Director For The Centre For Education Rights & Transformation (cert)

Professor June Bam is a professionally qualified teacher and holds a PhD in Sociology and History Education. With many years experience in higher education transformation in South Africa and globally, she has led on decolonial international research projects that involved a large number of universities worldwide with a focus on feminist indigenous knowledge production and Freirean methodological approaches to understanding ‘archive’. June has held senior departmental head positions for the Department of African Studies, and in setting up the new African Studies and Linguistics Department at the University of Cape Town.

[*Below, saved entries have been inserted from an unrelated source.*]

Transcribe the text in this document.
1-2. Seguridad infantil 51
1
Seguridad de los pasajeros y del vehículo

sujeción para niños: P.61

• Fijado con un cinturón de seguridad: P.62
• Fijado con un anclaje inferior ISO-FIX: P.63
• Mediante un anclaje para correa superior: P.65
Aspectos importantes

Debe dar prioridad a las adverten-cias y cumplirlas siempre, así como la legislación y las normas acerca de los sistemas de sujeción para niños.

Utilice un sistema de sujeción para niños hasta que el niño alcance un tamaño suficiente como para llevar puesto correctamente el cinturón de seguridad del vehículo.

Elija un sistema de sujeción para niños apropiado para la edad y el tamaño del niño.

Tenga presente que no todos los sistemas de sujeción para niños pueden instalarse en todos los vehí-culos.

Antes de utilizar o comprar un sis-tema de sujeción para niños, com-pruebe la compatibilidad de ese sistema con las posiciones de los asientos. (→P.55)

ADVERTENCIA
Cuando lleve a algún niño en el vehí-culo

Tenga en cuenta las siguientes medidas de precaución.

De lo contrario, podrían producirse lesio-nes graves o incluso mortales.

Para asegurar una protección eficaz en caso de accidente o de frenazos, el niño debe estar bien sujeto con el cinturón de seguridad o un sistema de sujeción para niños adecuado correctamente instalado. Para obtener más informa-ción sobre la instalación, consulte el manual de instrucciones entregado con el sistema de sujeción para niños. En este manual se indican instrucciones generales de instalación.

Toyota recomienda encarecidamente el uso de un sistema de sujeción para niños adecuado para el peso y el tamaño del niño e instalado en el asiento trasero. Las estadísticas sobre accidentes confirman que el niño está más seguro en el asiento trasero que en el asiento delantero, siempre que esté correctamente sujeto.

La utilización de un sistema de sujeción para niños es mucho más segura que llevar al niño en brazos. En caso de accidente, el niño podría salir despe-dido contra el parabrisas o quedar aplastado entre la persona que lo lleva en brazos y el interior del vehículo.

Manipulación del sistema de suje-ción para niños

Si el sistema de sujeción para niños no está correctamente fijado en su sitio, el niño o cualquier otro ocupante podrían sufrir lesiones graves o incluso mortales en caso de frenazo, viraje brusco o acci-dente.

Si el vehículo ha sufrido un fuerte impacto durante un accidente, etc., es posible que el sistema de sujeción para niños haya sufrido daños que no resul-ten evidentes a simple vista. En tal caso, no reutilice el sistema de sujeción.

She was appointed Associate Professor in African Feminist Studies at UCT in 2022. June is also the founding director of the first San and Khoi Research Centre at UCT where she introduced certificated indigenous language courses for close to 200 unemployed youth and community members. Her other positions in higher education included as Honorary Secretary for the African Studies Association (UK), and as Research Associate at the Public Understanding of the Past, University of York (UK), and Visiting Fellow in Museums and Human Rights at Kingston University (UK). She has taught at a number of universities, including as visiting professor and director from 2014-2020 for the ‘Sites of Memory’ course for Stanford University’s Overseas Programme. June is a qualified school teacher, and has trained many teachers at UCT and at the University of the Western Cape (UWC). She has taught hundreds of high school children on the Cape Flats, taught adult night school in the 1980s, and graduated hundreds of university students. She served as history education advisor in the Education Ministry between 2000 and 2004, and as director of the South African History Project which involved curriculum development in the social sciences. She has published widely for teachers, learners, teacher trainers, scholars and also the general public. She has worked with diverse marginalised communities in knowledge partnership processes including at universities and museums in South Africa and within the African Diaspora.